The new system will be far faster and more capacious than the BIS system Florida has used since 2009, which is no longer upgradeable, Crime Information Bureau Chief Lucy Saunders told the House Justice Appropriations Subcommittee on Tuesday.
It will still be able to forward data to the Federal Bureau of Investigation for criminal history background checks. It will also boast capabilities that complement facial recognition systems Florida now uses and iris-identification technologies, though neither will be active components of the state's MBIS at first.
"The facial recognition portion of this — we've included that modality of capability in the system," said Joey Hornsby, director of information technology services for FDLE. "We're not moving forward with doing facial recognition in the system.

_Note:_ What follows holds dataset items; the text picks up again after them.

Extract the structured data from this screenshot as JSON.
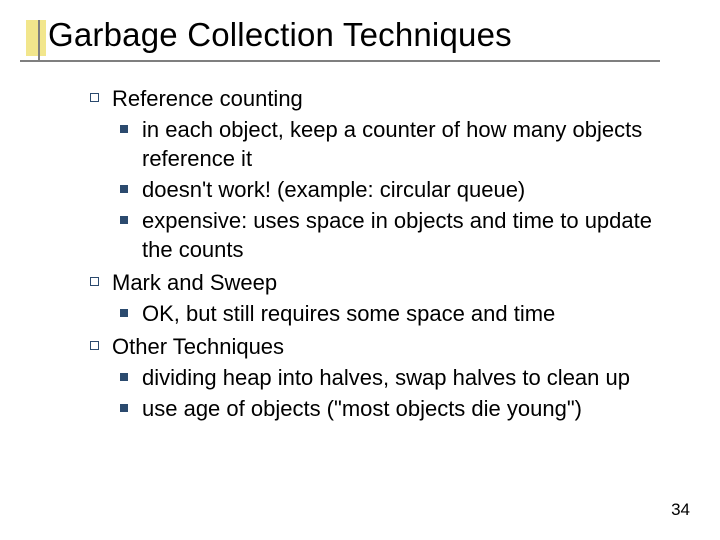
{
  "slide": {
    "title": "Garbage Collection Techniques",
    "page_number": "34",
    "sections": [
      {
        "heading": "Reference counting",
        "items": [
          "in each object, keep a counter of how many objects reference it",
          "doesn't work! (example: circular queue)",
          "expensive: uses space in objects and time to update the counts"
        ]
      },
      {
        "heading": "Mark and Sweep",
        "items": [
          "OK, but still requires some space and time"
        ]
      },
      {
        "heading": "Other Techniques",
        "items": [
          "dividing heap into halves, swap halves to clean up",
          "use age of objects (\"most objects die young\")"
        ]
      }
    ]
  }
}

We've just included it as a futureproofing so (we have it) in the eventuality that we want to do that long-term.
Saunders said the modernization project will take between 25 to 30 months "in a phased approach," costing $8.16 million this year — a sum for which FDLE has already applied — plus $11.7 million for fiscal 2024-25 and $10 million every year thereafter for maintenance and support.
Lawmakers already approved $3.9 million for the project last year.
The cloud-based nature of MBIS solves a major issue that for years has plagued the system Florida currently uses, Hornsby said. By staying in constant connection with the vendor behind the software, the system can receive regular updates to the point where it will be "evergreen," he said.
We are some 13 years later (into using our current system, and) it's just reached the end of its life," he said. "The capacity of the system has been exceeded. It's still functional, but it's over its capacity limits, and now it's time to re-platform onto something new that can carry on for the foreseeable future."